Nick et l'autre me jettent un œil rapidement, un peu surpris d'entendre la porte s'ouvrir à la volée, avant de retourner à leurs préoccupations.

- Bonsoir Adeline, m'accueille une voix féminine.

Et je tourne la tête dans un coin de la salle, pour y voir la professeur en train de faire je ne sais quoi sur son ordi. Il ne manquait plus que ça. Je n'étais pas d'humeur à la croiser.

- Salut! réponds-je pour cacher ma colère.

- Je ne vous dérangerai pas, promet-elle en reportant son attention sur l'écran. Faites comme si je n'étais pas là.

Sans demander mon reste, je vais dans la direction de mon groupe. Nick est le premier à m'accueillir:

- Nous t'attendions pour débuter.

Et l'autre va s'asseoir sur le siège en face du piano et positionne ces doigts.

- Je ne suis pas très bon, prévient-il.

- Tu nous l'as déjà dit, débute Nick agacé. Et si tu continues, je t'assure que tu te retrouveras très mal en poing bientôt, menace-t-il.

L'homme se taie immédiatement et positionne ces doigts sur le piano. Il s'en suit, dès la première touche, une note stridente à faire évanouir un corbeau.

- Je m'excuse, s'arrête-t-il immédiatement.

Reprenant, il lâche malheureusement la même note que précédemment. Il n'avait pas tord quand il disait ne pas être bon. Et le stresse causé par la menace de Nick n'arrangeait rien.

- Ça va comme ça! lui somme celui-ci d'arrêter. Je n'ai jamais eu autant mal aux oreilles. Et j'entends la professeur dans le coin soupirer de soulagement.

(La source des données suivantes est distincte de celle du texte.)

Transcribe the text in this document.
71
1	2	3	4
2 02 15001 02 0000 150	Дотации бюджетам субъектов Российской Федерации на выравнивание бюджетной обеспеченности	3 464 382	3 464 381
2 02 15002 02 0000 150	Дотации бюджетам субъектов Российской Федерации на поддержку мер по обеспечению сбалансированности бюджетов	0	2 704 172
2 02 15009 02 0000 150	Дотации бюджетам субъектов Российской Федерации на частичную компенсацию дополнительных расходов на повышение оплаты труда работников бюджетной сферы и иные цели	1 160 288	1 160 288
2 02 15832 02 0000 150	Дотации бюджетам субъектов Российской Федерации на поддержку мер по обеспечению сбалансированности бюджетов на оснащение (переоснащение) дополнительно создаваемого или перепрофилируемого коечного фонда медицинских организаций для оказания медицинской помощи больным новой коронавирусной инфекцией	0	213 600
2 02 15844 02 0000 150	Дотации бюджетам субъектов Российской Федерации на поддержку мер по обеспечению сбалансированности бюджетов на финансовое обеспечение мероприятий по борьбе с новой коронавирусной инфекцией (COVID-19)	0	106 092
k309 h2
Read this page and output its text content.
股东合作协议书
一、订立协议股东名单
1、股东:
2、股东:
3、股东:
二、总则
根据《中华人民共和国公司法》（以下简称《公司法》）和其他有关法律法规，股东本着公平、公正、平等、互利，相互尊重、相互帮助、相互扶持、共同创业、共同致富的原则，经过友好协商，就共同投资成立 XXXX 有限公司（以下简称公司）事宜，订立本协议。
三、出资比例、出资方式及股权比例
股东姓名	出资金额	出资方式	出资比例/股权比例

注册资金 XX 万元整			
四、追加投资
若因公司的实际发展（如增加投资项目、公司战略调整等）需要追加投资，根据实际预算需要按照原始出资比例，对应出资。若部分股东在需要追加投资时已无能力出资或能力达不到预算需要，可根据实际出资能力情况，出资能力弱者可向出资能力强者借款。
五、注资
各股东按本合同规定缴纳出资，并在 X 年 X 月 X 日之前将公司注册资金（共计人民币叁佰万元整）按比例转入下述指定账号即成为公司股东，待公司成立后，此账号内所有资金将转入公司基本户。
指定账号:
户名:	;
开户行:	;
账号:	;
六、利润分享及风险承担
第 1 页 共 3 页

- On va faire comment à présent? demande Nick dans le vide. On ne peut pas avoir deux chanteurs quand même.

- Oui, vous ne pouvez pas, répond la prof à sa place. A moins qu'un d'eux joue également d'un instrument. Tout comme il est interdit qu'il y ai deux mêmes instruments dans un même groupe.

- Vous ne nous l'aviez pas dit ça, remarque-t-il.

- Oui, je sais. Je le ferai demain. Je suis tombée sur le groupe de Flint la dernière fois et ils jouaient tous de la guitare. Cela n'avait rien d'impressionnant... L'objectif de cet exercice est que chaque étudiant apprenne à faire autre chose. Je n'ai obligé personne à former de groupe de plus de deux membres. Vous pouvez tout aussi bien décider de vous diviser... C'est vous qui l'avez décidé... alors assumez.

- Vous êtes impitoyable Madame Muller.

- On me le dit souvent.

Alors le roux se tourne vers moi.

- Comment allons-nous faire ? Je ne sais rien jouer d'autre à part la guitare.

- Je vais jouer d'un autre instrument, le calmé-je. M'adressant au troisième homme, je poursuis: '' Est-ce que tu sais lire des notes de musiques ?''

- Oui, sans aucun problème.

Sortant un papier de ma poche, j'y gribouille rapidement quelques points après avoir fait des tracés.

- Pousses-toi, lui ordonné-je en m'installant à côté. Tu sais reconnaître chaque touche d'après ce que j'ai remarqué. C'est la rapidité d'exécution qui t'es compliquée. Avec un peu d'entrainement, tu t'amélioreras.

- Wow, commente Nick. Il y a une façon spéciale de jouer au piano ? Je n'ai entendu qu'un vacarme assourdissant quand il s'y est mis.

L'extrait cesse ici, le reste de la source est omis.